Alert! Packed Salad is Salmonella Breeding Ground

Nov 22, 2016 04:00 AM EST

Precut green leafy vegetables in packes salad may encourage growth of Salmonella, a new study found.

Researchers at the University of Leicester revealed that juices released from precut leaves of lettuce, spinach and other leafy vegetables can encourage the growth of Salmonella pathogen growth by 2,400-fold. It also increased the bacteria's virulence, increasing its ability to cause infection.

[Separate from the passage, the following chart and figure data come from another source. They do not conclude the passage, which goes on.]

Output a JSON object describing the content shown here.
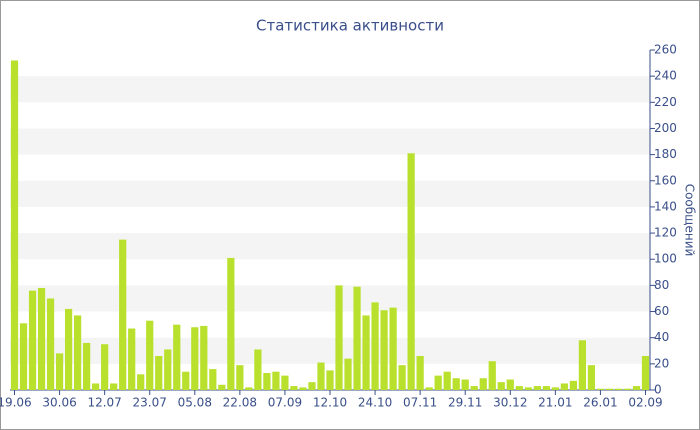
{
  "chart_data": {
    "type": "bar",
    "title": "Статистика активности",
    "y_label": "Сообщений",
    "categories": [
      "19.06",
      null,
      null,
      null,
      null,
      "30.06",
      null,
      null,
      null,
      null,
      "12.07",
      null,
      null,
      null,
      null,
      "23.07",
      null,
      null,
      null,
      null,
      "05.08",
      null,
      null,
      null,
      null,
      "22.08",
      null,
      null,
      null,
      null,
      "07.09",
      null,
      null,
      null,
      null,
      "12.10",
      null,
      null,
      null,
      null,
      "24.10",
      null,
      null,
      null,
      null,
      "07.11",
      null,
      null,
      null,
      null,
      "29.11",
      null,
      null,
      null,
      null,
      "30.12",
      null,
      null,
      null,
      null,
      "21.01",
      null,
      null,
      null,
      null,
      "26.01",
      null,
      null,
      null,
      null,
      "02.09"
    ],
    "values": [
      252,
      51,
      76,
      78,
      70,
      28,
      62,
      57,
      36,
      5,
      35,
      5,
      115,
      47,
      12,
      53,
      26,
      31,
      50,
      14,
      48,
      49,
      16,
      4,
      101,
      19,
      2,
      31,
      13,
      14,
      11,
      3,
      2,
      6,
      21,
      15,
      80,
      24,
      79,
      57,
      67,
      61,
      63,
      19,
      181,
      26,
      2,
      11,
      14,
      9,
      8,
      3,
      9,
      22,
      6,
      8,
      3,
      2,
      3,
      3,
      2,
      5,
      7,
      38,
      19,
      1,
      1,
      1,
      1,
      3,
      26
    ],
    "color": "#b8e02c",
    "ylim": [
      0,
      260
    ],
    "yticks": [
      0,
      20,
      40,
      60,
      80,
      100,
      120,
      140,
      160,
      180,
      200,
      220,
      240,
      260
    ],
    "grid": true
  }
}
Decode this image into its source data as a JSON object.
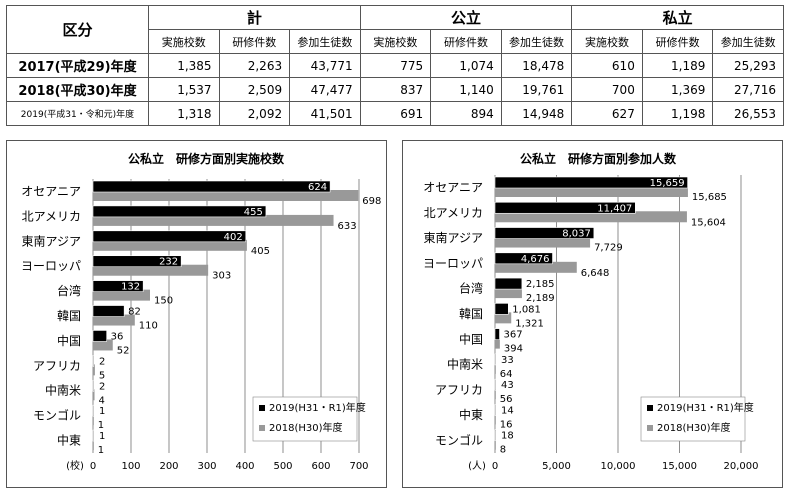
{
  "table": {
    "corner": "区分",
    "groups": [
      "計",
      "公立",
      "私立"
    ],
    "subcols": [
      "実施校数",
      "研修件数",
      "参加生徒数"
    ],
    "rows": [
      {
        "label": "2017(平成29)年度",
        "values": [
          "1,385",
          "2,263",
          "43,771",
          "775",
          "1,074",
          "18,478",
          "610",
          "1,189",
          "25,293"
        ]
      },
      {
        "label": "2018(平成30)年度",
        "values": [
          "1,537",
          "2,509",
          "47,477",
          "837",
          "1,140",
          "19,761",
          "700",
          "1,369",
          "27,716"
        ]
      },
      {
        "label": "2019(平成31・令和元)年度",
        "values": [
          "1,318",
          "2,092",
          "41,501",
          "691",
          "894",
          "14,948",
          "627",
          "1,198",
          "26,553"
        ]
      }
    ]
  },
  "chart_data": [
    {
      "type": "bar",
      "title": "公私立　研修方面別実施校数",
      "unit_label": "(校)",
      "categories": [
        "オセアニア",
        "北アメリカ",
        "東南アジア",
        "ヨーロッパ",
        "台湾",
        "韓国",
        "中国",
        "アフリカ",
        "中南米",
        "モンゴル",
        "中東"
      ],
      "series": [
        {
          "name": "2019(H31・R1)年度",
          "color": "#000000",
          "values": [
            624,
            455,
            402,
            232,
            132,
            82,
            36,
            2,
            2,
            1,
            1
          ]
        },
        {
          "name": "2018(H30)年度",
          "color": "#999999",
          "values": [
            698,
            633,
            405,
            303,
            150,
            110,
            52,
            5,
            4,
            1,
            1
          ]
        }
      ],
      "xlim": [
        0,
        700
      ],
      "xticks": [
        "0",
        "100",
        "200",
        "300",
        "400",
        "500",
        "600",
        "700"
      ]
    },
    {
      "type": "bar",
      "title": "公私立　研修方面別参加人数",
      "unit_label": "(人)",
      "categories": [
        "オセアニア",
        "北アメリカ",
        "東南アジア",
        "ヨーロッパ",
        "台湾",
        "韓国",
        "中国",
        "中南米",
        "アフリカ",
        "中東",
        "モンゴル"
      ],
      "series": [
        {
          "name": "2019(H31・R1)年度",
          "color": "#000000",
          "values": [
            15659,
            11407,
            8037,
            4676,
            2185,
            1081,
            367,
            33,
            43,
            14,
            18
          ]
        },
        {
          "name": "2018(H30)年度",
          "color": "#999999",
          "values": [
            15685,
            15604,
            7729,
            6648,
            2189,
            1321,
            394,
            64,
            56,
            16,
            8
          ]
        }
      ],
      "xlim": [
        0,
        20000
      ],
      "xticks": [
        "0",
        "5,000",
        "10,000",
        "15,000",
        "20,000"
      ]
    }
  ]
}
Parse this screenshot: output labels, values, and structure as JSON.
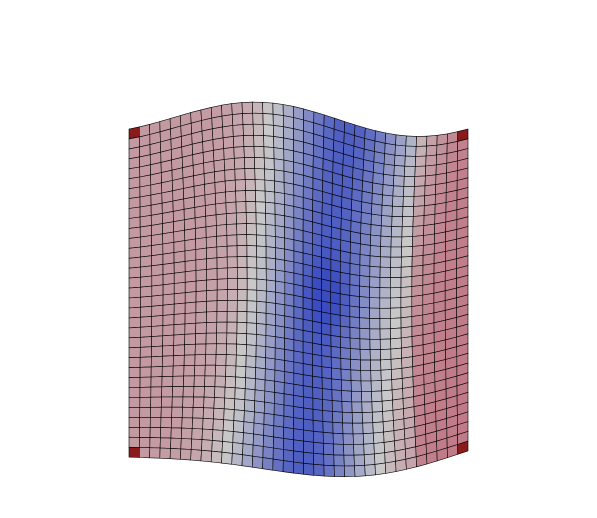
{
  "visualization": {
    "kind": "deformed-quad-mesh",
    "colormap": "cool-warm",
    "mesh": {
      "columns": 33,
      "rows": 33,
      "edge_color": "#000000",
      "corner_highlight_color": "#8b1a1a"
    },
    "palette": {
      "low": "#3a4cc0",
      "mid": "#c9c9c9",
      "high": "#b40426"
    }
  }
}
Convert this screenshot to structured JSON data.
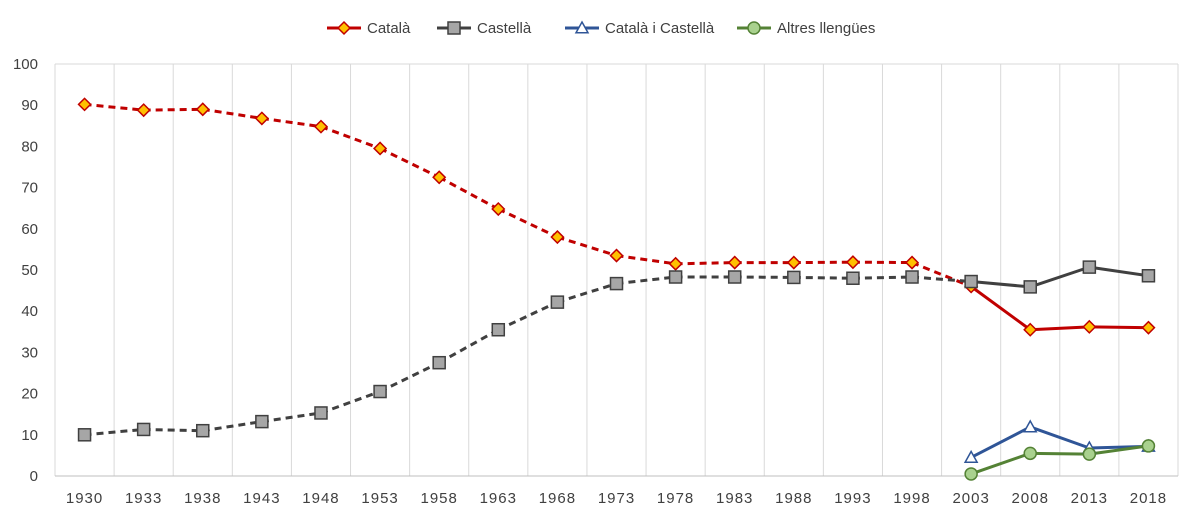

This happens even when it is kept in the fridge.

"Salad leaves are cut during harvesting and we found that even microlitres of the juices (less than 1/200th of a teaspoon) which leach from the cut ends of the leaves enabled salmonella to grow in water, even when it was refrigerated," Primrose Freestone, microbiologist, and lead author of the study said in a press release.

"These juices also helped the salmonella to attach itself to the salad leaves so strongly that vigorous washing could not remove the bacteria, and even enabled the pathogen to attach to the salad bag container."

According to The Conversation, cases of Salmonella infection caused by green vegetables are getting prominent. The report cited that in February 2016, more than 50 people in Victoria, Australia developed Salmonellosis after eating bagged salad leaves, while in July 2016, 161 people fell ill in the UK after eating mixed salad leaves and two people died.

Although salad is an important component of a healthy diet, they also pose infection risk because they are usually slightly processed after harvesting and consumed raw.

In addition, the study also revealed that once the bagged salad is opened, the bacteria grown much faster. Thus, people are encouraged to consume their bagged salad as soon as possible.

As a result, the researchers recommended that producers must improve food handling and processing for the safety of the consumers, CBS News noted.

The study was published in Applied and Environmental Microbiology.